27 February 2014

Earth’s Crust Is 4.4 Billion Years Old, According to Australian Crystals

Zircon found on a Western Australia sheep farm may be the oldest piece of our planet.


February 26, 2014


Scientists have confirmed that a microscopic crystal found in Australia is the oldest known piece of the Earth’s crust. Using advanced dating techniques, they determined that the tiny fragment of zircon is 4.4 billion years old.

Researchers from the University of Wisconsin published their findings in the journal Nature Geoscience earlier this week.

The zircon, found on a sheep ranch in the Jack Hills region of Western Australia, indicates that our planet’s crust hardened much more rapidly than originally thought – 100 million years after the Earth itself was born and just 160 million years after the formation of the solar system. This supports the so-called “cool early Earth” theory that was hypothesized in 2002.

“[The zircon] proves that Earth remained a fiery ball covered in a magma ocean for a shorter period of time after its creation than previously thought,” said AFP. “The Earth is thought to have formed about 4.5 billion years ago, but little is known about its early years, particularly when it became cool enough for the crust to congeal from a sea of molten rock and for liquid water to form. Some had postulated the cooling would have required as much as 600 million years.”

Zircon, a common mineral found in igneous, metamorphic and sedimentary rocks, occurs in many colors – including red, yellow, blue and green. Colorless zircon specimens are a popular substitute for diamond. Though large zircon crystals are rare, they can grow to be several centimeters in length.

The pieces found in Australia measure only 200 by 400 microns – twice the diameter of a human hair.

“Zircons can be large and very pretty, but the ones we work on are small and not especially attractive except to a geologist,” John Valley, the study’s lead author, told The Sydney Morning Herald. “If you held it in the palm of your hand, if you have good eyesight you could see it without a magnifying glass.”

To determine the zircon’s age, Valley’s team applied two atomic dating techniques. First, they had to expose radioactive lead atoms within the crystals. The lead atoms, which actually started as uranium but decayed into lead over time, were trapped inside the crystals during the Earth’s solidification process.

The final step was examining the lead atoms for signs of altered radioactivity, using a technique called atom-probe tomography.
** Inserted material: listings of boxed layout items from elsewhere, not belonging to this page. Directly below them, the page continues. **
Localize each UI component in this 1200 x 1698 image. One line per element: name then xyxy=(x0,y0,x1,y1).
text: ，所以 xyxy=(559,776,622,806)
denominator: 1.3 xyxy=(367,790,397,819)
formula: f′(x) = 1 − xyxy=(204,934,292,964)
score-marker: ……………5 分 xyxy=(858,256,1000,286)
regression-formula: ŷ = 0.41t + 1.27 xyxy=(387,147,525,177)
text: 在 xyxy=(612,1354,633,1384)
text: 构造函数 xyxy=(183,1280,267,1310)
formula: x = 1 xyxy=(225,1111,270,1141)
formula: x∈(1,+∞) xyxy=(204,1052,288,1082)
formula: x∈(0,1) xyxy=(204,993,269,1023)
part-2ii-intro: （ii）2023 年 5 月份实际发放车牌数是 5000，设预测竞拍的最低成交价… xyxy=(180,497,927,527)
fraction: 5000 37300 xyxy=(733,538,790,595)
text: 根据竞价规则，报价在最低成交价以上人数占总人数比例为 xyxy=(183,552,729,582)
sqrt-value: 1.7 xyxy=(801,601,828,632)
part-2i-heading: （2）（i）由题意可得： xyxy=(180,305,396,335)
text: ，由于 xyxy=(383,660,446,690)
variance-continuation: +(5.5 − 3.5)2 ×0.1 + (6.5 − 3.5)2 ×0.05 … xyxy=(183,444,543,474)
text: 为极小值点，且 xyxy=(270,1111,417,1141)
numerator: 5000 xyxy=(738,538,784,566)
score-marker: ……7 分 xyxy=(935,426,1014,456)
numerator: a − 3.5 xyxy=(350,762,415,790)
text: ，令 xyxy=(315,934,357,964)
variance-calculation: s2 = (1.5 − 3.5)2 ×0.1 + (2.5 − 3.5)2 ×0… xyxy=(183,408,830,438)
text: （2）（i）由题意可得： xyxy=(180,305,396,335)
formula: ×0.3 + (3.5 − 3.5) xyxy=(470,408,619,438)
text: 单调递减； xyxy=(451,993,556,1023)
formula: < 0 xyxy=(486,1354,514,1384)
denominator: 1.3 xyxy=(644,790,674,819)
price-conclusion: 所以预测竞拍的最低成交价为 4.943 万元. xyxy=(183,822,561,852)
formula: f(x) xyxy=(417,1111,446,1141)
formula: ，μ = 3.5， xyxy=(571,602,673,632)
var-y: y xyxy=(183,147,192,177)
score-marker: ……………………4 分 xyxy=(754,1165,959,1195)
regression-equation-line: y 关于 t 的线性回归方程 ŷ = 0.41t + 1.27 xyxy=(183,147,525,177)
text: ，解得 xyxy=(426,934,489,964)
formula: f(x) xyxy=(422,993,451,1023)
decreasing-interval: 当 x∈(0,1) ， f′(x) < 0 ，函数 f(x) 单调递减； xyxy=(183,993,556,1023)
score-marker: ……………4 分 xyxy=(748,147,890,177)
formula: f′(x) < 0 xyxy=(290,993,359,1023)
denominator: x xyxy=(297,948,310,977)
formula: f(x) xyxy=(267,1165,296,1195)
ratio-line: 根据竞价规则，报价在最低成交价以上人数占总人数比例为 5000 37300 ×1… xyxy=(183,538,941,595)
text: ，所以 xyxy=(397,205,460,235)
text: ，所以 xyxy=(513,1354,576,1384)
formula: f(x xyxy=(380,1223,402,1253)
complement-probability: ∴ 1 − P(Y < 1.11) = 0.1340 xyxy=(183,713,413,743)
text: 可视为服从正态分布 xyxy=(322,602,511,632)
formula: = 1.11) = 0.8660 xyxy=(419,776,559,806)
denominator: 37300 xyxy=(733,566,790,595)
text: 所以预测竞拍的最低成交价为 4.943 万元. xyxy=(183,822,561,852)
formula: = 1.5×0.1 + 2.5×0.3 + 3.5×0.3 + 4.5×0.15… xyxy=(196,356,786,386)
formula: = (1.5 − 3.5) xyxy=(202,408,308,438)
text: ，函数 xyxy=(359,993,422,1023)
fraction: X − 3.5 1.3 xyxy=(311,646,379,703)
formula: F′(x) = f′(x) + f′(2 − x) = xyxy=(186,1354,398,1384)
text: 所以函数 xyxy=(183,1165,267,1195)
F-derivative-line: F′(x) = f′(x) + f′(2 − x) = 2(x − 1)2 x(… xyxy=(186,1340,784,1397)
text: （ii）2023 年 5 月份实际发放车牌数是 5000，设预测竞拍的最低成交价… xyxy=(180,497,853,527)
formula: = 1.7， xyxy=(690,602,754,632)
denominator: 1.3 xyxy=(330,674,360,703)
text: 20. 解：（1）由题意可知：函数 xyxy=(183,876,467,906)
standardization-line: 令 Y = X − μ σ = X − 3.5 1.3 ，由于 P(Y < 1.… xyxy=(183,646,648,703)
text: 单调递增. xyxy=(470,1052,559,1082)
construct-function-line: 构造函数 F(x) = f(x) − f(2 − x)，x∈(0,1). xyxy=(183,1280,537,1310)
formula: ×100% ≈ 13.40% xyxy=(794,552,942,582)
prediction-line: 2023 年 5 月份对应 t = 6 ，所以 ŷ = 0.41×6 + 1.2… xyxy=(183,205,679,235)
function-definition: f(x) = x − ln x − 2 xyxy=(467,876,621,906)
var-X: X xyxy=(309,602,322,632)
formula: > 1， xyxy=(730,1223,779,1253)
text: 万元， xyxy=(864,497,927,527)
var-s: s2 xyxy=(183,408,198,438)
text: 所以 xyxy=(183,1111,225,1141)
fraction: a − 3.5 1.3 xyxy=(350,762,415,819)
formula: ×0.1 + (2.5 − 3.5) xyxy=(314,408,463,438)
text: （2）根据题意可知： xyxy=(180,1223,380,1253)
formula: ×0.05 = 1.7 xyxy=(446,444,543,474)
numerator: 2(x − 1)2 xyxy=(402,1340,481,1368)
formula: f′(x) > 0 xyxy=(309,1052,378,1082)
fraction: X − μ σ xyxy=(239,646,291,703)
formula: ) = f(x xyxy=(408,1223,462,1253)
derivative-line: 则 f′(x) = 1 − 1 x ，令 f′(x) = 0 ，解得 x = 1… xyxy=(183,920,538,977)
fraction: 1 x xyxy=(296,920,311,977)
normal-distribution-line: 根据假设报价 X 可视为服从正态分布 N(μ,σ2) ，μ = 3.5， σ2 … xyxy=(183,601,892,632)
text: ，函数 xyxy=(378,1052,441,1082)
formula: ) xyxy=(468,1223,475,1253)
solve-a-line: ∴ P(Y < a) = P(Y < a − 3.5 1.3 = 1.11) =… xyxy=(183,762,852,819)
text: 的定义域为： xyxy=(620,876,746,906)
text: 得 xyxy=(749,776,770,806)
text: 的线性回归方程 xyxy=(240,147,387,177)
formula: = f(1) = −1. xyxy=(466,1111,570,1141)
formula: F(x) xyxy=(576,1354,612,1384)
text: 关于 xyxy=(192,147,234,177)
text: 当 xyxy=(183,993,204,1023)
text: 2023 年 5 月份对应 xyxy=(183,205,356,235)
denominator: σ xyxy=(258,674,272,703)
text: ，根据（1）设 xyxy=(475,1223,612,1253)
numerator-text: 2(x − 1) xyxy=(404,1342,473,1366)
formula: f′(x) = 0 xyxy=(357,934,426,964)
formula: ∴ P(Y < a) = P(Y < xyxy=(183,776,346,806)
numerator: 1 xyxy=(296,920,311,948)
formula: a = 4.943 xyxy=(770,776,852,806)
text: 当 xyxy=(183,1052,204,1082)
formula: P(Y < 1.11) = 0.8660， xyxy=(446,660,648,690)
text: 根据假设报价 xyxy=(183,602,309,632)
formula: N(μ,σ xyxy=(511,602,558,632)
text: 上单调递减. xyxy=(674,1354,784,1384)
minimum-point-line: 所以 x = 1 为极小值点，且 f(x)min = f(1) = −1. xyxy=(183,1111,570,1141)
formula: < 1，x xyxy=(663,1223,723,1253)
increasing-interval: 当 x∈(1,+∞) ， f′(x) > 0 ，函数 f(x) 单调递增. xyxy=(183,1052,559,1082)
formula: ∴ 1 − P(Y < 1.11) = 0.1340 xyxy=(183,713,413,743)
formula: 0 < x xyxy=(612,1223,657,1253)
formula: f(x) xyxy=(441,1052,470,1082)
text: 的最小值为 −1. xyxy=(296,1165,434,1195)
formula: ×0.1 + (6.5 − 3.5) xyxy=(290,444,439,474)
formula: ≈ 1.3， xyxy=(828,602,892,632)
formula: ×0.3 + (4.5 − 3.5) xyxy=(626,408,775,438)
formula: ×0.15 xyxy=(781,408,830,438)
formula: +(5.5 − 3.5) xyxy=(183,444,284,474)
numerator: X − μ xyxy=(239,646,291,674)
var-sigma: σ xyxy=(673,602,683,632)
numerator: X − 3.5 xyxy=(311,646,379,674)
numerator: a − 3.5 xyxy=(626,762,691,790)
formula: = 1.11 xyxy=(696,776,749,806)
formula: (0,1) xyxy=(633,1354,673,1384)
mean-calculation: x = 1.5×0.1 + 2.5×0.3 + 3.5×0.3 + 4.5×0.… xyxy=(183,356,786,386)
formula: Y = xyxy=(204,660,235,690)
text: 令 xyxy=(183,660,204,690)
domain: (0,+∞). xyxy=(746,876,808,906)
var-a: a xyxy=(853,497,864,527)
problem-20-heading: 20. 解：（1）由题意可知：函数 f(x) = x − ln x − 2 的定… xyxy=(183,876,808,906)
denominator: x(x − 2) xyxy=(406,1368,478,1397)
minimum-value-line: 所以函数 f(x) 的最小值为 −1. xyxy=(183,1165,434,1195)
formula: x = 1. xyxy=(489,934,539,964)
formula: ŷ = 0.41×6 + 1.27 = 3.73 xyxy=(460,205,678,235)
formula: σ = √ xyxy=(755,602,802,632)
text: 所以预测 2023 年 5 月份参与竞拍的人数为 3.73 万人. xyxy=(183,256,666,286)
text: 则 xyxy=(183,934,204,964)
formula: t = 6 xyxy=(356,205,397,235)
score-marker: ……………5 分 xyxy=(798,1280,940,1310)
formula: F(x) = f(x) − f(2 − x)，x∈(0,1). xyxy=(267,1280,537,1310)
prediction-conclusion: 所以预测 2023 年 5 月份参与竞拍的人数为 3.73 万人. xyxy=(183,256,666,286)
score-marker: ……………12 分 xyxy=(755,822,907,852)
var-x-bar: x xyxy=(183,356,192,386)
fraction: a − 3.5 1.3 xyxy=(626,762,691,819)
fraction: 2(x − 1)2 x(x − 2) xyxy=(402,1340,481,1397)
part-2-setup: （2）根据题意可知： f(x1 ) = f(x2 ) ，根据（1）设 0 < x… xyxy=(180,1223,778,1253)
This process acted as a fail-safe, allowing researchers to confirm that the zircon was 4.374 billion years old (with a margin of error of plus or minus 6 million years).

Valley’s paper may also suggest that water was present in the liquid magma ocean where the zircon crystals were likely created.

“We’ll never know how much water there really was, but the simplest interpretation of those zircons coming from granitic rocks, is that we had a hydrous planet right from the very beginning,” said Professor Samuel Bowring of the Massachusetts Institute of Technology, who wrote an accompanying analysis of Valley’s research. “The water was probably accreted with the rest of the parts of the Earth as the planet formed.”

Though the oldest existing fossils of microorganisms known as stromatolites are roughly 3.4 billion years old, Valley said that the Earth may have been able to sustain microbial life much earlier.

“We have no evidence that life existed then – we have no evidence that it didn’t,” he added. “There is no reason why life could not have existed on Earth 4.3 billion years ago.”